One of the podcasts I listen to on a regular basis is called Common Sense by Dan Carlin, and I highly recommend the most recent episode about the shortcomings of the PR campaign on behalf of Occupy Wall Street. The associated discussion board is here and has a whole slew of comments both for and against the views in the episode.
Quick plot summary: Dan is in favor of the OWS movement, but thinks they are going about it all wrong. In particular, he points out that the movement is doing a terrible job of getting most of the 99% on board with the protests. He gives as an example the fact that the big spring action was timed for May 1st, which made it easy for opponents (and, crucially, the media) to dismiss this as a bunch of Socialist/Communist dissidents trying to take down America. I agree with his point that it doesn't matter if you think this is a valid criticism; what matters is how it plays in Peoria.
He then follows with an excellent idea for a protest that would have much better TV presence. Get 25,0000 people at a rally to unite around going door-to-door in a mega-upscale neighborhood to collect donations for a food-bank. Regardless of how it goes (either you have video of OWS doing something clearly good, or you have video of the cops stopping you from asking Ritchie Rich for some more gruel) you end up looking good on TV.
More below the Orange Squiggle of Infighting
One of his major points, which I agree with, is that there needs to be tighter control over the activities at the protests.
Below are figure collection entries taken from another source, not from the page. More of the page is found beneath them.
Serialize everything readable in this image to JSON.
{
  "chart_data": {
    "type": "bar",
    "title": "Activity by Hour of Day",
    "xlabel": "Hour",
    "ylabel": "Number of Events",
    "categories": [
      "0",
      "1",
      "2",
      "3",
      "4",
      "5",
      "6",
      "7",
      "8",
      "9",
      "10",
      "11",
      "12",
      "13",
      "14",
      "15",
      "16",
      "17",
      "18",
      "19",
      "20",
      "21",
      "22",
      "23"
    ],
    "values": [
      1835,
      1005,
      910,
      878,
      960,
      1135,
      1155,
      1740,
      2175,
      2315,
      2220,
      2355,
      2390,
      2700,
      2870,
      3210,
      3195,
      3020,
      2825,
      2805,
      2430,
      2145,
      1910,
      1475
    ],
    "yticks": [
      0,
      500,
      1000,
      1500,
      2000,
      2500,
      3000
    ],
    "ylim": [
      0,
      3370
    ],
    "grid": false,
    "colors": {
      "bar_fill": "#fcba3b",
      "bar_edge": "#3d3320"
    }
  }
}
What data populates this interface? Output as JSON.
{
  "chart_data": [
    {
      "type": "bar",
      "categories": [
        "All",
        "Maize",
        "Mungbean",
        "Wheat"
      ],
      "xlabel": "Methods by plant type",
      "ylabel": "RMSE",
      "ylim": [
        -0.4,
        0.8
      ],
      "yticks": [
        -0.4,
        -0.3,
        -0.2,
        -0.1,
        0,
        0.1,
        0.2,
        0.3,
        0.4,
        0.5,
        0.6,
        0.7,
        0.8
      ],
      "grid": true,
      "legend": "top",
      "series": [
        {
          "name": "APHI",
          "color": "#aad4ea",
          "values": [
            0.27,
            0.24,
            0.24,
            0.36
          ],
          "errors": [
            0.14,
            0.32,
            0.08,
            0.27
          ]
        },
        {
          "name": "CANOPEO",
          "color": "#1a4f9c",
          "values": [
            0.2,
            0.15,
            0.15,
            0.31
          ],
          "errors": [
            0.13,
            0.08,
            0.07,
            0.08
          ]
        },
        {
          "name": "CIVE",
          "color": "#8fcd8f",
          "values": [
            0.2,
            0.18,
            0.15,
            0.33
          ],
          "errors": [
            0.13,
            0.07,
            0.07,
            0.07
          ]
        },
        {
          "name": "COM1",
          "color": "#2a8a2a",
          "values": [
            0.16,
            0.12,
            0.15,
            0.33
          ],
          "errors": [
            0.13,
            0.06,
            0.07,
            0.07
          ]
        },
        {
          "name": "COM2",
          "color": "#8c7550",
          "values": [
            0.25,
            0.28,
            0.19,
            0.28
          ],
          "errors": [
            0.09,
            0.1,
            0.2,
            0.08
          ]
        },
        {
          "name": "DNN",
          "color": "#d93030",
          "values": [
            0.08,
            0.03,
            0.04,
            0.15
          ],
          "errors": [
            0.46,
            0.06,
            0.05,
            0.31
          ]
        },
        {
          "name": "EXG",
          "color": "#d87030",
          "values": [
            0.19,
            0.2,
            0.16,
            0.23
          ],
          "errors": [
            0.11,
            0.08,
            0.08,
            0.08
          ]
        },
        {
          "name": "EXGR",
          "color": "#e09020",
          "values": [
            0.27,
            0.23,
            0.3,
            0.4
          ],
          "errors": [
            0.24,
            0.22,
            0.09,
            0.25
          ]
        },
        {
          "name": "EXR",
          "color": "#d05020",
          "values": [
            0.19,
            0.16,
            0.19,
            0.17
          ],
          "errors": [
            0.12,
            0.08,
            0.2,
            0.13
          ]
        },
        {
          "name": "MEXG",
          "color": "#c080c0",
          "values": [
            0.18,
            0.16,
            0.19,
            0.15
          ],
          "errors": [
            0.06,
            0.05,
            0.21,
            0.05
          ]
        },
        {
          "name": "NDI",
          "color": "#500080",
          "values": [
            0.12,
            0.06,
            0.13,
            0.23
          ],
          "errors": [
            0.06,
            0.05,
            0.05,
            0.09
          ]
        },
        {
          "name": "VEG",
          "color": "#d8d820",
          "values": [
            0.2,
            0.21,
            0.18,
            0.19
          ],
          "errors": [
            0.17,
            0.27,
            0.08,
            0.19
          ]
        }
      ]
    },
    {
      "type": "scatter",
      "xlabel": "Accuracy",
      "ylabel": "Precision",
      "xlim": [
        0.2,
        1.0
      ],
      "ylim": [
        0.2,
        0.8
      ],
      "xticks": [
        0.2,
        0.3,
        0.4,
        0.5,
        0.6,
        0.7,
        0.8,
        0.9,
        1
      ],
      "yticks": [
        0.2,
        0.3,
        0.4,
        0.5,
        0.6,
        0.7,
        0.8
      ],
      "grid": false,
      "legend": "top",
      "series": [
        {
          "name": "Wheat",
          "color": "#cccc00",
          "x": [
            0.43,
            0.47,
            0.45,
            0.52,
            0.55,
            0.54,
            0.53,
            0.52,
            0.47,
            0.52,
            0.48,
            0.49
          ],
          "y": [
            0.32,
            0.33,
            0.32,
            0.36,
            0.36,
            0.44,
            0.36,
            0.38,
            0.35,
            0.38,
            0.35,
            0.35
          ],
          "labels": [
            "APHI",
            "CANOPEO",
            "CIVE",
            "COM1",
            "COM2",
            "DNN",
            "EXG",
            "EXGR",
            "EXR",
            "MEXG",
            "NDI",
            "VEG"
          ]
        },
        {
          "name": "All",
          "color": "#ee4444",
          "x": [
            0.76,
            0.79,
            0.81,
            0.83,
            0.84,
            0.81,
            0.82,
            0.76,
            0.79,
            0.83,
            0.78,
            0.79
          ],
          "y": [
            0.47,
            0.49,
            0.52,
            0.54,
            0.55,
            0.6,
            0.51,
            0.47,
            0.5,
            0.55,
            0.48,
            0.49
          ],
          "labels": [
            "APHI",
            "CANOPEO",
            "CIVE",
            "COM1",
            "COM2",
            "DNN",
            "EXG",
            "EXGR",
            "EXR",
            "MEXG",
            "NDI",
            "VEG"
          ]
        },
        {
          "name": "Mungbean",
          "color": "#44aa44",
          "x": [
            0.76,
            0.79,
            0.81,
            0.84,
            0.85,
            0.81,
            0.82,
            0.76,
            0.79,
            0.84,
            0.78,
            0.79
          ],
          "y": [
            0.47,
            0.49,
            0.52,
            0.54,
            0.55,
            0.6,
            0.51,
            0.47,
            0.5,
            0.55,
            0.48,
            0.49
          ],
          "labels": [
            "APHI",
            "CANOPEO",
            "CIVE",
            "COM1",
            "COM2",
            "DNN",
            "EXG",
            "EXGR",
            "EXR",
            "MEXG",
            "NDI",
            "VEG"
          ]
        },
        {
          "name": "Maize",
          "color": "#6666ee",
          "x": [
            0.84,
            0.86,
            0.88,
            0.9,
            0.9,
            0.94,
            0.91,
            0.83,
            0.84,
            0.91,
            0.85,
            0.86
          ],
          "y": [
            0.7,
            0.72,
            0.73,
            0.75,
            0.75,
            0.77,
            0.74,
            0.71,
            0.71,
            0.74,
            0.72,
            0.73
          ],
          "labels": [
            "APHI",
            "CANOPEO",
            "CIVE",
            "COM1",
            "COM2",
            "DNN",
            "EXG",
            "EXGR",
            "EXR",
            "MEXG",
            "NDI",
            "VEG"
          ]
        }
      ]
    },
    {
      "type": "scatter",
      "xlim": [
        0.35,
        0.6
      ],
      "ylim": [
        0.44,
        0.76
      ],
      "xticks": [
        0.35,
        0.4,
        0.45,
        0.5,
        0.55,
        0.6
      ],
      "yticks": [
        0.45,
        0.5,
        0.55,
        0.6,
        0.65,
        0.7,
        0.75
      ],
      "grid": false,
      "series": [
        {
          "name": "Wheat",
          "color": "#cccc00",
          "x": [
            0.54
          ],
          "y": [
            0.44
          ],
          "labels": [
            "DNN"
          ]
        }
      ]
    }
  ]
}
First, you need to keep out the people who show up with extremist signs (on either side), or stuff like abortion rights that is inflammatory without being germane to the point of the protest. Having that material at the protest gives the TV people an easy hook for the 30-second story that they air, and none of the good stuff gets covered.
You also need to have a better-looking response to the window-breaking anarchists. Any sort of visible resistance to the vandalism, or an immediate response of trying to help out the people who have been victimized, makes it clear that these are in fact outside trouble-makers and not a real part of the movement.
Dan does a better job of explaining this than I do, so I strongly recommend you go check it out. He's undoubtedly more Libertarian than most of you are going to be happy with, but his point that if you're going to get to a Million Person March on Wall Street you need a broader base is right on target.